The water in Lake Mead, a key reservoir on the Colorado River, has slowly been disappearing.
The surface elevation of Lake Mead along the Nevada-Arizona border dipped to 1,071.56 feet last month. That level was last hit in July 2016 and it’s the lowest level since Lake Mead was filled in the 1930s, according to the U.S. Bureau of Reclamation.
That’s a scary picture for multiple states that rely on Lake Mead — and the Colorado River system that it’s a part of — for water, including California.
“When you look at kind of an average over the last 10 years, the Colorado River provides about 25% of the water that’s used in Southern California,” says Deven Upadhyay, chief operating officer of the Metropolitan Water District.

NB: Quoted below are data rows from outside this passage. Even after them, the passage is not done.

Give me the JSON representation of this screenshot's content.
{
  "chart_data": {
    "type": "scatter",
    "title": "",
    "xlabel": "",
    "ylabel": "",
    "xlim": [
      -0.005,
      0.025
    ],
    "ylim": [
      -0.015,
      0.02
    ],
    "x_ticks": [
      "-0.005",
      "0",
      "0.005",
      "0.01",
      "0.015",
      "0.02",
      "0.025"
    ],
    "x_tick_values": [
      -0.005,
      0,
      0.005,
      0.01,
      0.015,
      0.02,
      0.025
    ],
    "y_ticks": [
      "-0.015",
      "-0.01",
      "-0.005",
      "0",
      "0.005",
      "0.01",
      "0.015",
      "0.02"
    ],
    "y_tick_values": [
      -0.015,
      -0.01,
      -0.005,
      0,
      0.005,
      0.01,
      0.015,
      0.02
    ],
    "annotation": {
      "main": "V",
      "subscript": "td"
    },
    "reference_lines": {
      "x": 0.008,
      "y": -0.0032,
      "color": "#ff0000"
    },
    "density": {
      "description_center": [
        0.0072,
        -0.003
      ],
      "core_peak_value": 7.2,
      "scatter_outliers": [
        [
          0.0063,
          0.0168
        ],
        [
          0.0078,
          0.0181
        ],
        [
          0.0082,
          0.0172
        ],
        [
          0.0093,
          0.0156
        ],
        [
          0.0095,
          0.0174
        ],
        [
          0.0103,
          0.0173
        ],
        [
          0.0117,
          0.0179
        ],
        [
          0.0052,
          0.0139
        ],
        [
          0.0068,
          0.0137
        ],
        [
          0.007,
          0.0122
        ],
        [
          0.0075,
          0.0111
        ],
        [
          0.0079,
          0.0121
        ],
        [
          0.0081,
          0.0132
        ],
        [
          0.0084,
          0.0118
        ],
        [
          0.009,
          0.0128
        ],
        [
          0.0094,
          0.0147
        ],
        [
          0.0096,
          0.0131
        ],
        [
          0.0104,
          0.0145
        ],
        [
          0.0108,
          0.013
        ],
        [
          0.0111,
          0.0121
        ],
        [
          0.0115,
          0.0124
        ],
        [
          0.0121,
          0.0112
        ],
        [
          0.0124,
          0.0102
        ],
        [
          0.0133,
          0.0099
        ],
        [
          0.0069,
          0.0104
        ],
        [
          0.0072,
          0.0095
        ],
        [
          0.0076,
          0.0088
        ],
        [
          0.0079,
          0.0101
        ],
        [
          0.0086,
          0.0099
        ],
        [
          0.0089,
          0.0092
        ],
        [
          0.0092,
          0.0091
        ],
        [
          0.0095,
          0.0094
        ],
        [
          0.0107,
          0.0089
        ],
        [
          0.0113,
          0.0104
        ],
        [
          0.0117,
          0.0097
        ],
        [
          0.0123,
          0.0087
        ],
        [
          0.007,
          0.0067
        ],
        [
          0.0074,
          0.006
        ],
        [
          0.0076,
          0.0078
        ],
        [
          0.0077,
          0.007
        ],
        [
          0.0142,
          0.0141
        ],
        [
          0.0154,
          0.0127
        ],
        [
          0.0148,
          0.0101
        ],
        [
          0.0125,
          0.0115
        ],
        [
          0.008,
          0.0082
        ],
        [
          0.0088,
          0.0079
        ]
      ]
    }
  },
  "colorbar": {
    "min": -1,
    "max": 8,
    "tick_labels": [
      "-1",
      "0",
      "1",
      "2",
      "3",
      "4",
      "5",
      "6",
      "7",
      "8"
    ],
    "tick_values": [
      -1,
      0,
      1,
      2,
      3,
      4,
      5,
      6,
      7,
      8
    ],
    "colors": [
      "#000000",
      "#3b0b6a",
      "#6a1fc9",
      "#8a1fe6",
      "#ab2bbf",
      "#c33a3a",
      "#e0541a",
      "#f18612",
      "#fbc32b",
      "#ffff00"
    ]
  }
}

The Metropolitan Water District, which is the largest treated drinking water provider in the U.S., provides water to about 19 million Southern Californians in six different counties, much of which is delivered by the Colorado River Aqueduct.
Places like Las Vegas, Phoenix and Tucson also get water from the river. But soon, they may not be getting as much.
“We’re at the point where some serious decisions will likely have to be made,” said Doug Hendrix of the Bureau of Reclamation.
Hendrix said that in August, the record-low water levels in Lake Mead are expected to trigger the bureau’s first ever declaration of a Tier 1 water shortage on the system. That would mean cutbacks starting next year in the amount of Colorado River water sent to Nevada and Arizona — states that have already seen reductions in their share of the river’s water.
Mexico would also get less.
Thanks to senior water rights and other agreements, California’s share of water from the Colorado River won’t be cut just yet.
But if the trend continues, California could be next.